Oddly, there was no mention in that 1969 article of either Woodstock or the close-to-home Sky River Rock Festival and Lighter Than Air Fair, staged three miles south of Sultan over Labor Day weekend 1968.
That massive counterculture gathering — some 13,000 people had tickets and thousands more likely sneaked in — predated Woodstock by nearly a year. Sky River’s venue was a swampy field owned by “Betty ‘Universal Mother’ Nelson,” according to a Sept. 2, 1968, Herald article that also said “Who are they? Hippies.”
Big-name bands played at Sky River, among them Santana, Country Joe and the Fish, the Youngbloods, It’s a Beautiful Day (of “White Bird” fame) and, on the last day, the Grateful Dead.
Paul Dorpat, who in the 1960s was editor and publisher of The Helix underground newspaper in Seattle, was a Sky River festival organizer. A historian, writer, photographer and co-author of “Seattle Now & Then,” Dorpat had earlier in 1968 helped stage the “Piano Drop” in Duvall.
That wackiness, on April 28, 1968, combined a piano being dropped from a helicopter with a Country Joe and the Fish concert. About 3,000 people showed up for what became the inspiration for the Sky River festival.
Perhaps the Sultan festival inspired artists who showed up at Woodstock.
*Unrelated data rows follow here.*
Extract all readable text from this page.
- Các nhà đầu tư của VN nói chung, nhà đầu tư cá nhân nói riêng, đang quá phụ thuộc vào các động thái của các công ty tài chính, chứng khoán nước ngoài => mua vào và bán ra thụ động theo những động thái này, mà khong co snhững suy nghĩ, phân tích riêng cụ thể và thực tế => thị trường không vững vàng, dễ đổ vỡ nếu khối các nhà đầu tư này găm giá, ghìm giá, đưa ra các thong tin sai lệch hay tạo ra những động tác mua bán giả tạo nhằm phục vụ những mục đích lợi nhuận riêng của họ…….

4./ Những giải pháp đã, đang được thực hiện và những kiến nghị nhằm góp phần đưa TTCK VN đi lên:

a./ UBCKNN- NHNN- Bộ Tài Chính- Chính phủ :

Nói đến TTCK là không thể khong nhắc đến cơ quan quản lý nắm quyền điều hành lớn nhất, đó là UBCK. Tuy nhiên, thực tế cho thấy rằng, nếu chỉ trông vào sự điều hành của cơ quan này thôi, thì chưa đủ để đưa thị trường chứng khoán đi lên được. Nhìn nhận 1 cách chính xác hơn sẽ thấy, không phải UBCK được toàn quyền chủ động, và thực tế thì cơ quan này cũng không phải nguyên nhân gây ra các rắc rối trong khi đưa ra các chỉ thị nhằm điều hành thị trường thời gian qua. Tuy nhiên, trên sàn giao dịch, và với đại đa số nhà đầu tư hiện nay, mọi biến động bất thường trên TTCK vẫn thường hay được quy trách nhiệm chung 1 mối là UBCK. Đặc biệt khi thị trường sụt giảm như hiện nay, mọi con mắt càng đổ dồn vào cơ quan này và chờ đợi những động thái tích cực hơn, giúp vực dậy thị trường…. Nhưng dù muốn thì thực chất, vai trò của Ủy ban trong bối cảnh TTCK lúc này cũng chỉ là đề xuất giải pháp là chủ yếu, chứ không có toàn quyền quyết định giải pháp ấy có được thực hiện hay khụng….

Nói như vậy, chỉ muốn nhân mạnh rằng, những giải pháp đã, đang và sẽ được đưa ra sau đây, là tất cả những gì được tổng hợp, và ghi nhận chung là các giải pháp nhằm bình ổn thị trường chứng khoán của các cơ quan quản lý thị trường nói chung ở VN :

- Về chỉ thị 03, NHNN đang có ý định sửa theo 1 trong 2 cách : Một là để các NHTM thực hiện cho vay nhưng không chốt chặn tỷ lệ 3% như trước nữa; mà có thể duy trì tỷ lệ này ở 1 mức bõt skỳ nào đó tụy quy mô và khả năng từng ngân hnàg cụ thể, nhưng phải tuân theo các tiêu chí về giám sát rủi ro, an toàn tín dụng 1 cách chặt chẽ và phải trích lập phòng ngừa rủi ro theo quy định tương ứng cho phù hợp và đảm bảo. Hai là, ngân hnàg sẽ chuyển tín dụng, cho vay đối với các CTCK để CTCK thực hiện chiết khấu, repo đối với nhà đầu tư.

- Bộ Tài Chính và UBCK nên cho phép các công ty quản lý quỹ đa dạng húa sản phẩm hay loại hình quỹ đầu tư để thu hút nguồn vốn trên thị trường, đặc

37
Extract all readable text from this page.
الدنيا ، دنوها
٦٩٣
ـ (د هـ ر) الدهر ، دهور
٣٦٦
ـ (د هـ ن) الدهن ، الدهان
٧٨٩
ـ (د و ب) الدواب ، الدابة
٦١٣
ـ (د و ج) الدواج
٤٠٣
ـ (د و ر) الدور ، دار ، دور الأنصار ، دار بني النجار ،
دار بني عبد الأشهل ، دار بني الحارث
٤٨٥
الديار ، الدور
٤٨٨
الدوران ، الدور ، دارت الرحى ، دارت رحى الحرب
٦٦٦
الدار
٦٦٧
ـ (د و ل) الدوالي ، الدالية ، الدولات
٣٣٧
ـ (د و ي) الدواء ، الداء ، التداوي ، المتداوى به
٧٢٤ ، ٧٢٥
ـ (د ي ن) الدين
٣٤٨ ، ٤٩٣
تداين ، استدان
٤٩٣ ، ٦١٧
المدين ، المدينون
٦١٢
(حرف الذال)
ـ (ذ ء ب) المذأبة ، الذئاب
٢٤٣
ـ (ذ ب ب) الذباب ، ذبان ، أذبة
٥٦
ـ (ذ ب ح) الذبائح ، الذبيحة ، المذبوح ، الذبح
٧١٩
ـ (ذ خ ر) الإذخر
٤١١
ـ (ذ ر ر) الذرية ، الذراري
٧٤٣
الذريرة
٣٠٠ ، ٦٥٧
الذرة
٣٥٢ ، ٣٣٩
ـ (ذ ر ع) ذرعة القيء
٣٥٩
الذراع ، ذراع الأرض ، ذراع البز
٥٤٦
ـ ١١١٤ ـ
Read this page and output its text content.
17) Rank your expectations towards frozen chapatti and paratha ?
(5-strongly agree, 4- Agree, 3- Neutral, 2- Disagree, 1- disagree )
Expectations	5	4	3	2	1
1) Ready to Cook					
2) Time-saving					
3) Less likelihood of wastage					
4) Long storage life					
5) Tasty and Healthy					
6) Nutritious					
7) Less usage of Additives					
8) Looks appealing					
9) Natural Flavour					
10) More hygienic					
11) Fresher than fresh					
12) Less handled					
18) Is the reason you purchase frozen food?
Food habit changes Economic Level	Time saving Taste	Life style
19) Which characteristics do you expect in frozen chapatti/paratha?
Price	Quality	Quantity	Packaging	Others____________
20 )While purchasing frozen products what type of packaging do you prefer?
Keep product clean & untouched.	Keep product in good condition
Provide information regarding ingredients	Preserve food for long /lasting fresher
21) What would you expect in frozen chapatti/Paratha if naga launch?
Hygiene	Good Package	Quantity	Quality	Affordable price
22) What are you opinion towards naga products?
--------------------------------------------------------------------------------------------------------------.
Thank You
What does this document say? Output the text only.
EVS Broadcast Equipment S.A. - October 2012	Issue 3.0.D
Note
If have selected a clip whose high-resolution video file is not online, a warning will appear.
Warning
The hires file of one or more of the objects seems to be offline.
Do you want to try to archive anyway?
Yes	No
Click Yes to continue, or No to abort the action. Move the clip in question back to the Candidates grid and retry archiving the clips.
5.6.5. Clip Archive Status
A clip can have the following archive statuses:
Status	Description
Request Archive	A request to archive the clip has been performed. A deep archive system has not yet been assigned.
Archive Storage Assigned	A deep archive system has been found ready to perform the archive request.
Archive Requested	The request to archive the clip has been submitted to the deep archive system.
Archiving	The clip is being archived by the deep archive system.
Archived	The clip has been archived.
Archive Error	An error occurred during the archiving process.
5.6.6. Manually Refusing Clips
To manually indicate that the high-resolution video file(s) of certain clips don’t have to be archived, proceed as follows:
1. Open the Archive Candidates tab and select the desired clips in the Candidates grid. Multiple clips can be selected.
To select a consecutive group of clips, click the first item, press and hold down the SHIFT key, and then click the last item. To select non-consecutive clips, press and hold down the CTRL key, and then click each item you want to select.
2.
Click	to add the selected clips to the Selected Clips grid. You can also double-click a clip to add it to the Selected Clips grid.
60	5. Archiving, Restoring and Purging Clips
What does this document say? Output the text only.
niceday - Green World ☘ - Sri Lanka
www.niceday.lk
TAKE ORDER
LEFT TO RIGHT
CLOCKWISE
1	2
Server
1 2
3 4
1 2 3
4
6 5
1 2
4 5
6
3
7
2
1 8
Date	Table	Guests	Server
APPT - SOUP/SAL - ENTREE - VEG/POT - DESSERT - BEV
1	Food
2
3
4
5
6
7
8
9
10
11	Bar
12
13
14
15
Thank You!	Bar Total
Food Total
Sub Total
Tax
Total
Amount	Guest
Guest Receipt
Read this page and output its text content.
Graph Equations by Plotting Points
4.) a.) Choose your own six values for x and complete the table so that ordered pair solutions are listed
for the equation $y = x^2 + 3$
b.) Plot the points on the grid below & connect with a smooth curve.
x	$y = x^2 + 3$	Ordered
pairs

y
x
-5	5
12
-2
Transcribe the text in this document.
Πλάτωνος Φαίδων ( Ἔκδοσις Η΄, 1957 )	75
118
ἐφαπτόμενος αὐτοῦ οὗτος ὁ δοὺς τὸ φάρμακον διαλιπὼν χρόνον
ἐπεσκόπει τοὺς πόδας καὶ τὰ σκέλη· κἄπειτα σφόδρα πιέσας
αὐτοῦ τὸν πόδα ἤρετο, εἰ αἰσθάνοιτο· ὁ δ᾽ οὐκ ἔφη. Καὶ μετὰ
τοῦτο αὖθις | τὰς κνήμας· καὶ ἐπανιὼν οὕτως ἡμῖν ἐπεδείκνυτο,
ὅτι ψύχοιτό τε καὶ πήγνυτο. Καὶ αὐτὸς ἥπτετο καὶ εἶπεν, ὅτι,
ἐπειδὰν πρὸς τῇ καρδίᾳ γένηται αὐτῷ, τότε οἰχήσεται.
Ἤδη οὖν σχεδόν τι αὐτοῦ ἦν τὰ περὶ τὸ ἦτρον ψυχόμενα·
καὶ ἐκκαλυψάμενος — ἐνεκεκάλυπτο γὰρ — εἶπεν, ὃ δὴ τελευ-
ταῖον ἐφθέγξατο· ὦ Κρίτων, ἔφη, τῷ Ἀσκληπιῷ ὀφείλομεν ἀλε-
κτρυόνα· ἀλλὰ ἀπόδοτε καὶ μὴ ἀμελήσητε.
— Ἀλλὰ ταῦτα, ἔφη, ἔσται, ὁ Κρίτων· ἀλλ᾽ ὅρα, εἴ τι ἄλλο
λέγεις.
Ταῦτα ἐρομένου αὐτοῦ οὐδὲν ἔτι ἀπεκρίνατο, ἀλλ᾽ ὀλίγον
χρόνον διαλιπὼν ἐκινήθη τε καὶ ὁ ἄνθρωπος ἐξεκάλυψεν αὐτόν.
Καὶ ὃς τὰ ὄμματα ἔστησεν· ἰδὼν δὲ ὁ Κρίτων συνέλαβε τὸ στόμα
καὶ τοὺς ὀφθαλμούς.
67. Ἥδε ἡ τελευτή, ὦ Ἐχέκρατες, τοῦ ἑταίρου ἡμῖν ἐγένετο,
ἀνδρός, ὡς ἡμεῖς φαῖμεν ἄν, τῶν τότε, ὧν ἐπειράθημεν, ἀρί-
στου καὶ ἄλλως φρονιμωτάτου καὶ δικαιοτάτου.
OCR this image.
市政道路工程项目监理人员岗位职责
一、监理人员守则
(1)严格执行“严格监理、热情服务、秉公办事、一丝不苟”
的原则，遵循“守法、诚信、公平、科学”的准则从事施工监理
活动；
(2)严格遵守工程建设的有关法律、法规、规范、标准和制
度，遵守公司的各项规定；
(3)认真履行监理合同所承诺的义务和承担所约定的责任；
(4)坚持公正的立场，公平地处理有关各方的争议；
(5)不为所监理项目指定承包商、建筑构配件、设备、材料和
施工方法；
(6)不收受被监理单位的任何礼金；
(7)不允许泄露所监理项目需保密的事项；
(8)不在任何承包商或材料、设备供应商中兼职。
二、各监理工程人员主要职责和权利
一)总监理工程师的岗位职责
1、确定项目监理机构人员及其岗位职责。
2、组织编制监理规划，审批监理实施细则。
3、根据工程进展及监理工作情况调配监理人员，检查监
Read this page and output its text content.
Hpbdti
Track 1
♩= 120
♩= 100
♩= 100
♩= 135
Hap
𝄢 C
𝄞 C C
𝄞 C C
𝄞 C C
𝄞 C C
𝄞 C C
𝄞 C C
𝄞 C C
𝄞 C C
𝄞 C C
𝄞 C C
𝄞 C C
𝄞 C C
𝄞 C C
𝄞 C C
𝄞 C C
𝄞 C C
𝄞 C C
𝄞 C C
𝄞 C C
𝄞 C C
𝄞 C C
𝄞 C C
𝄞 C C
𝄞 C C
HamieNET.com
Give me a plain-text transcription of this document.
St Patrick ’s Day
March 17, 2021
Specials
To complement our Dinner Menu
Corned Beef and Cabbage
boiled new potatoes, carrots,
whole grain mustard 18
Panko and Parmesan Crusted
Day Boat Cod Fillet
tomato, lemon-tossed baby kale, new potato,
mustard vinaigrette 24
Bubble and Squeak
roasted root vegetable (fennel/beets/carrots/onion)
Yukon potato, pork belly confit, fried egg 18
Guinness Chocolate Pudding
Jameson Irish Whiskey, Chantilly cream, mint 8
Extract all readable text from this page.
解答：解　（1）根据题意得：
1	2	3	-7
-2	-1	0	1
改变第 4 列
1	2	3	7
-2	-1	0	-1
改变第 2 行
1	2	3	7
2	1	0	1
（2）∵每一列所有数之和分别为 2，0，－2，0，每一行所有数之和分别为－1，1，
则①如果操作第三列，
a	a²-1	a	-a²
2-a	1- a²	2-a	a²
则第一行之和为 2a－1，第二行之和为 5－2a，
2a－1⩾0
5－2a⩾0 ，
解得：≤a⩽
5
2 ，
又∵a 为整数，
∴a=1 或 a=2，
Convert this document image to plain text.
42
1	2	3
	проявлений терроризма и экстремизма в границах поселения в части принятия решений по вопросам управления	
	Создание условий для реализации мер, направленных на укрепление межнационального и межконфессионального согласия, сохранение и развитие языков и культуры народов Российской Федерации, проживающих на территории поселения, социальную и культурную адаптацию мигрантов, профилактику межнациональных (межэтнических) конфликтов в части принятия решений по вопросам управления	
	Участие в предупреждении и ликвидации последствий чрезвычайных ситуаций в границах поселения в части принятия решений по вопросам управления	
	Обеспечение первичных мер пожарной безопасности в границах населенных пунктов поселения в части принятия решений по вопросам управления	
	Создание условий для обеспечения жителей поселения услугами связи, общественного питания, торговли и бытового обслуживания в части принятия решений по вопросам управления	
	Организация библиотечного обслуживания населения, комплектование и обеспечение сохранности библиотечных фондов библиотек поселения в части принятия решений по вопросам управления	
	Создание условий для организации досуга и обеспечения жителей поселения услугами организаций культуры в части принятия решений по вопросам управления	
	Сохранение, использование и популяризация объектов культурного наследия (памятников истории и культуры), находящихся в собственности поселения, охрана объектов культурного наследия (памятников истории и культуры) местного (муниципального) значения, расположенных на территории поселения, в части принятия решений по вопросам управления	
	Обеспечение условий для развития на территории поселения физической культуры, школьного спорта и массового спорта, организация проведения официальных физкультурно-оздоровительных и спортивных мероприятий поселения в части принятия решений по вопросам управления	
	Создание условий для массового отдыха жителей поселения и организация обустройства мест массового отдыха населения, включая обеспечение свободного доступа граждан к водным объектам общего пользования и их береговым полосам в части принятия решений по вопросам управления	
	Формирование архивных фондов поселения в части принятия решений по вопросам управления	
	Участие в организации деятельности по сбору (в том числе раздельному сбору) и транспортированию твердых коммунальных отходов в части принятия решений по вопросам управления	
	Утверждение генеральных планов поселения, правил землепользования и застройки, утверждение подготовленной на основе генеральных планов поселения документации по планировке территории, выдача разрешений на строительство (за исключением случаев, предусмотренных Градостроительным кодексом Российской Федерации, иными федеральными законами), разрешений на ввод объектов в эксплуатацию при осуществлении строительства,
The Woodstock lineup, after all, did include Country Joe McDonald and his Fish, Santana and the Grateful Dead.
Could another Woodstock happen here? Big music events certainly do happen, but within bounds of government regulations.
Michael Dobesh, division manager of the county’s planning and development services department, said the county issues special events permits for the annual Darrington Bluegrass Festival and the Summer Meltdown. Special events permits are issued through the county Fire Marshal’s Office.
Public events open to more than 100 people, according to Dobesh, are reviewed by the county’s public works department; risk management (if insurance is required), the sheriff’s office, the Snohomish Health District, and the parks department if on county-owned property. Those departments can require conditions ensuring public safety, safe access, adequate parking and sanitation facilities.
Heather Thomas, a Snohomish Health District spokeswoman, said a temporary food permit is required for any booth open to the public. Requirements vary based on types and volume of foods. Large events with five or more vendors happening over multiple days require a three-compartment sink onsite for dish-washing, and often a prep sink.
Hmm. Rules today aren’t so different from the county’s anti-hippiefest resolution of 50 years ago.
Just two weeks ago, on Aug. 3, an event dubbed Sky River Rock Festival 51 was staged at Willis Tucker Community Park near Snohomish. Shannon Hays, a spokeswoman for Snohomish County Parks, Recreation and Tourism, said its organizers had a state liquor permit for a beer garden, insurance and a parks permit.
That day’s nostalgia included a Reunion Pavilion. All who could remember the 1968 Sky River Festival were invited to tell stories.
Hippies, whatever their ages, were more than welcome.